I found some info about the Pickwick Sleeper bus but no photos. This photo came from the book (American Buses), which I received as a gift from dburt.
Pickwick Stages was an interurban and long distance carrier based in Los Angeles whose origins can be traced to 1912 and which was an important element in a diversified holding company known as the Pickwick Corp. In the early days Pickwick operated Pierce-Arrow passenger car chassis, stretched and extensively reworked and equipped with locally-built open bodies, The rebuilding work and construction of bodies was undertaken at the company's own shops after 1924, when Pierce's model Z bus chassis came into use. Packard, White, Fageol and other makes were used too. Featured introduced an early as the mid 1920's included reclining seats, kitchens and lavatories.
The first attempts to build up complete buses from purchased parts were apparently made in 1927, and the most spectacular example of this operation was the Nite Coach, first shown to the public in the fall of 1928. The Nite Coach was of all-metal chassis-less construction, based on longitudinal beams on which the body was mounted and from which the axles were hung.

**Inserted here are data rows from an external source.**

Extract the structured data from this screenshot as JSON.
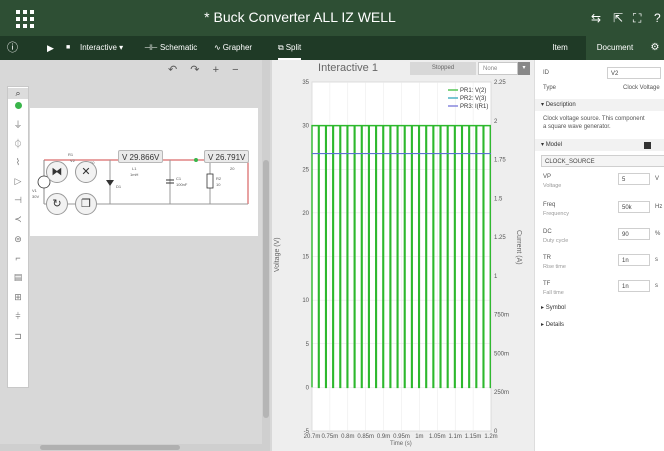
{
  "app": {
    "title": "* Buck Converter ALL IZ WELL"
  },
  "toolbar": {
    "info_icon": "ⓘ",
    "play_icon": "▶",
    "stop_icon": "■",
    "mode_label": "Interactive ▾",
    "schematic_label": "Schematic",
    "grapher_label": "Grapher",
    "split_label": "Split"
  },
  "right_tabs": {
    "item": "Item",
    "document": "Document"
  },
  "schematic": {
    "probe_1": "V 29.866V",
    "probe_2": "V 26.791V",
    "label_r1": "R1",
    "label_r2": "R2",
    "label_c1": "C1",
    "label_l1": "L1",
    "label_d1": "D1",
    "label_v2": "V2",
    "label_v1": "V1",
    "label_val1": "1mH",
    "label_val2": "100nF",
    "label_val3": "10",
    "label_val4": "10",
    "label_val5": "20",
    "label_val6": "30V"
  },
  "grapher": {
    "tab_label": "Interactive 1",
    "status": "Stopped",
    "none_label": "None",
    "legend": [
      "PR1: V(2)",
      "PR2: V(3)",
      "PR3: I(R1)"
    ],
    "y_axis_title": "Voltage (V)",
    "y2_axis_title": "Current (A)",
    "x_axis_title": "Time (s)"
  },
  "chart_data": {
    "type": "line",
    "xlabel": "Time (s)",
    "ylabel": "Voltage (V)",
    "y2label": "Current (A)",
    "xlim": [
      0.7,
      1.2
    ],
    "ylim": [
      -5,
      35
    ],
    "y2lim": [
      0,
      2.25
    ],
    "x_ticks": [
      "20.7m",
      "0.75m",
      "0.8m",
      "0.85m",
      "0.9m",
      "0.95m",
      "1m",
      "1.05m",
      "1.1m",
      "1.15m",
      "1.2m"
    ],
    "y_ticks": [
      "35",
      "30",
      "25",
      "20",
      "15",
      "10",
      "5",
      "0",
      "-5"
    ],
    "y2_ticks": [
      "2.25",
      "2",
      "1.75",
      "1.5",
      "1.25",
      "1",
      "750m",
      "500m",
      "250m",
      "0"
    ],
    "series": [
      {
        "name": "PR1: V(2)",
        "color": "#2db82d",
        "waveform": "square",
        "high": 30,
        "low": 0,
        "periods": 25,
        "duty": 0.9
      },
      {
        "name": "PR2: V(3)",
        "color": "#1fa0b5",
        "value": 26.8
      },
      {
        "name": "PR3: I(R1)",
        "color": "#6a6ad6",
        "value": 26.8
      }
    ],
    "grid": true,
    "legend_position": "top-right"
  },
  "properties": {
    "id_label": "ID",
    "id_value": "V2",
    "type_label": "Type",
    "type_value": "Clock Voltage",
    "description_header": "Description",
    "description_text_1": "Clock voltage source. This component",
    "description_text_2": "a square wave generator.",
    "model_header": "Model",
    "model_select": "CLOCK_SOURCE",
    "vp_label": "VP",
    "vp_sub": "Voltage",
    "vp_value": "5",
    "vp_unit": "V",
    "freq_label": "Freq",
    "freq_sub": "Frequency",
    "freq_value": "50k",
    "freq_unit": "Hz",
    "dc_label": "DC",
    "dc_sub": "Duty cycle",
    "dc_value": "90",
    "dc_unit": "%",
    "tr_label": "TR",
    "tr_sub": "Rise time",
    "tr_value": "1n",
    "tr_unit": "s",
    "tf_label": "TF",
    "tf_sub": "Fall time",
    "tf_value": "1n",
    "tf_unit": "s",
    "symbol_header": "Symbol",
    "details_header": "Details"
  }
}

There were two levels and intermediate aisle from which passengers could enter 13 interlocking compartments, each accomm odating two people. Each compartment had its own running water, dressing room, storage space, and folding berths, two lavatories and a kitchen being provided elsewhere in the bus (which operated with a crew of three). The purpose of the Nite Coach was to shorten travel times on long western routes by eliminating overnight hotel stops, and the concept was that the buses would be built and owned by Pickwick but leased to local operating companies, as with U.S. Pullman cars on the railroads.

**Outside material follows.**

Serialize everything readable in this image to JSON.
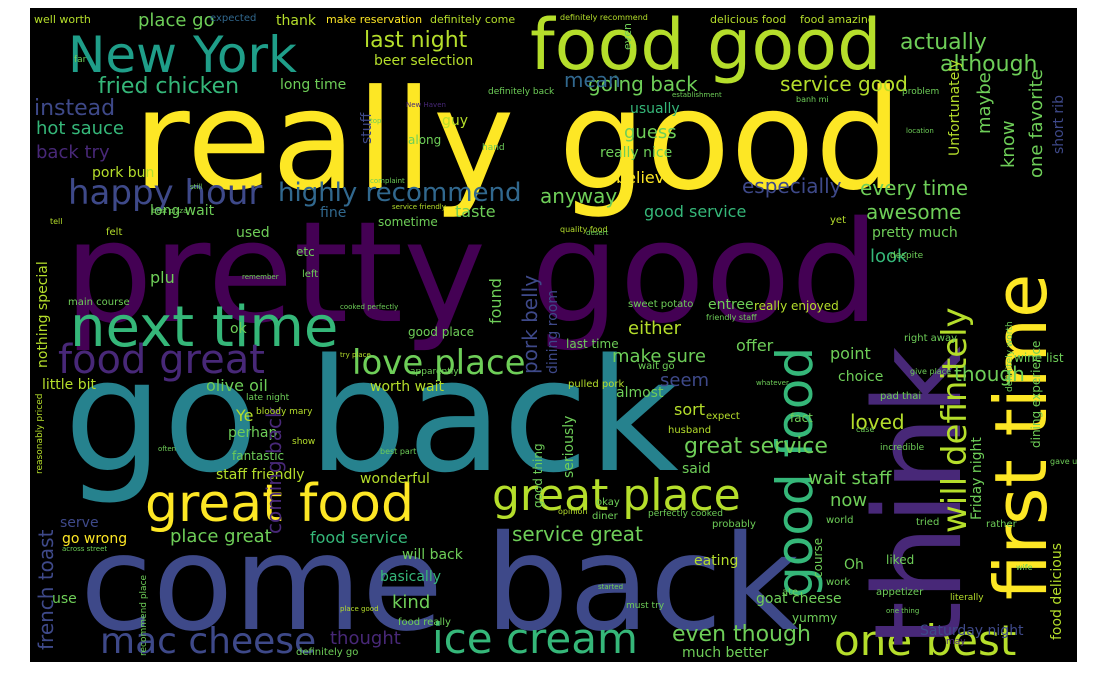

When Pierce-Arrow stopped making the model Z, Pickwick built a factory near Los Angeles and prepared to begin quantity production of Nite Coaches. The depress ion naturally affected the prognosis for the expensive vehicle, and only four more Nite Coaches were built of the original type. In 1930, designer Dwight Austin introduced a day coach version of the design known as the Duplex, about 40 of which were built and sold by the end of 1931. At that time the holding company entered receivership. A substantial interest in the bus operating business had already been sold to Greyhound, which now acquired the balance, and the factory was sold to Dwight Austin. During 1932 he produced a revised Nite Coach design (18 were built) with a newly patented angle drive mechanism and a transverse rear-mounted Waukesha engine, The earlier Nite Coaches and Duplexes had front mounted Sterling engines. But the economic circumstances were not right for the sale or operation of such large, costly buses, and Austin soon turned his efforts to another idea (see Utility Coach).
xxxxxxxx
PICKWICK SLEEPER (US) 1936
Columbia Coach Works (location unknown but most likely near Los Angeles, Ca.)

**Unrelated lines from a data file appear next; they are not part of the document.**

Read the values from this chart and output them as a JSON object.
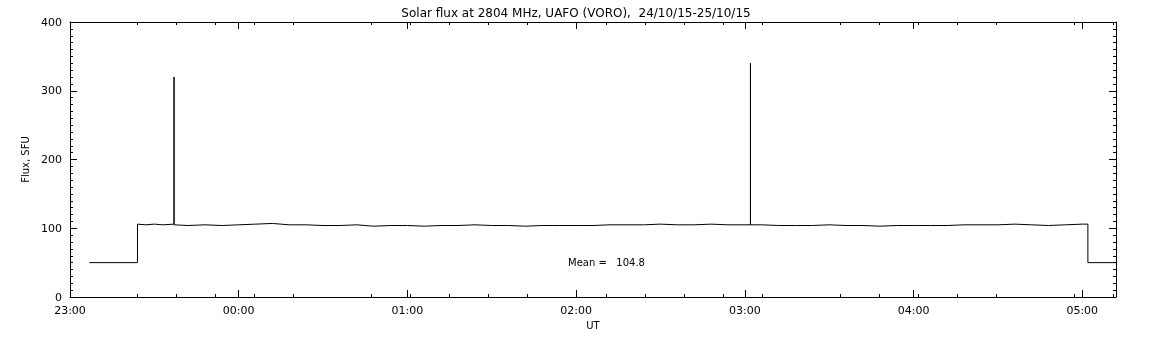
{
  "chart_data": {
    "type": "line",
    "title": "Solar flux at 2804 MHz, UAFO (VORO),  24/10/15-25/10/15",
    "xlabel": "UT",
    "ylabel": "Flux, SFU",
    "x": [
      "--10-24T23:07",
      "--10-24T23:24",
      "--10-24T23:24",
      "--10-24T23:27",
      "--10-24T23:30",
      "--10-24T23:33",
      "--10-24T23:37",
      "--10-24T23:37",
      "--10-24T23:37",
      "--10-24T23:42",
      "--10-24T23:48",
      "--10-24T23:54",
      "--10-25T00:00",
      "--10-25T00:06",
      "--10-25T00:12",
      "--10-25T00:18",
      "--10-25T00:24",
      "--10-25T00:30",
      "--10-25T00:36",
      "--10-25T00:42",
      "--10-25T00:48",
      "--10-25T00:54",
      "--10-25T01:00",
      "--10-25T01:06",
      "--10-25T01:12",
      "--10-25T01:18",
      "--10-25T01:24",
      "--10-25T01:30",
      "--10-25T01:36",
      "--10-25T01:42",
      "--10-25T01:48",
      "--10-25T01:54",
      "--10-25T02:00",
      "--10-25T02:06",
      "--10-25T02:12",
      "--10-25T02:18",
      "--10-25T02:24",
      "--10-25T02:30",
      "--10-25T02:36",
      "--10-25T02:42",
      "--10-25T02:48",
      "--10-25T02:54",
      "--10-25T03:02",
      "--10-25T03:02",
      "--10-25T03:02",
      "--10-25T03:06",
      "--10-25T03:12",
      "--10-25T03:18",
      "--10-25T03:24",
      "--10-25T03:30",
      "--10-25T03:36",
      "--10-25T03:42",
      "--10-25T03:48",
      "--10-25T03:54",
      "--10-25T04:00",
      "--10-25T04:06",
      "--10-25T04:12",
      "--10-25T04:18",
      "--10-25T04:24",
      "--10-25T04:30",
      "--10-25T04:36",
      "--10-25T04:42",
      "--10-25T04:48",
      "--10-25T04:54",
      "--10-25T05:00",
      "--10-25T05:02",
      "--10-25T05:02",
      "--10-25T05:12"
    ],
    "values": [
      50,
      50,
      106,
      105,
      106,
      105,
      106,
      320,
      105,
      104,
      105,
      104,
      105,
      106,
      107,
      105,
      105,
      104,
      104,
      105,
      103,
      104,
      104,
      103,
      104,
      104,
      105,
      104,
      104,
      103,
      104,
      104,
      104,
      104,
      105,
      105,
      105,
      106,
      105,
      105,
      106,
      105,
      105,
      340,
      105,
      105,
      104,
      104,
      104,
      105,
      104,
      104,
      103,
      104,
      104,
      104,
      104,
      105,
      105,
      105,
      106,
      105,
      104,
      105,
      106,
      106,
      50,
      50
    ],
    "color": "#000000",
    "line_style": "solid",
    "marker": "none",
    "grid": false,
    "xlim": [
      "--10-24T23:00",
      "--10-25T05:12"
    ],
    "xticks": [
      {
        "value": "--10-24T23:00",
        "label": "23:00"
      },
      {
        "value": "--10-25T00:00",
        "label": "00:00"
      },
      {
        "value": "--10-25T01:00",
        "label": "01:00"
      },
      {
        "value": "--10-25T02:00",
        "label": "02:00"
      },
      {
        "value": "--10-25T03:00",
        "label": "03:00"
      },
      {
        "value": "--10-25T04:00",
        "label": "04:00"
      },
      {
        "value": "--10-25T05:00",
        "label": "05:00"
      }
    ],
    "ylim": [
      0,
      400
    ],
    "yticks": [
      0,
      100,
      200,
      300,
      400
    ],
    "annotations": [
      "Mean =   104.8"
    ]
  }
}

In spite of its name and purpose, this experimental sleeper coach is not known to have had any connection with the earlier Pickwick bus (q.v.). It was shown in the fall of 1936 and was equipped with two Ford V-8 engines mounted in the rear and driving through a complicated system of shafts to a single rear axle. Perhaps its most distinguishing feature was a mechanical air-conditioning system, one of the first ever used in a bus. There was a plan to organize an operating company with a fleet of these buses, but nothing ever came of that, and the sample bus was sold in 1937 to All American Bus Lines, which also operated two sleeper coaches built by Crown.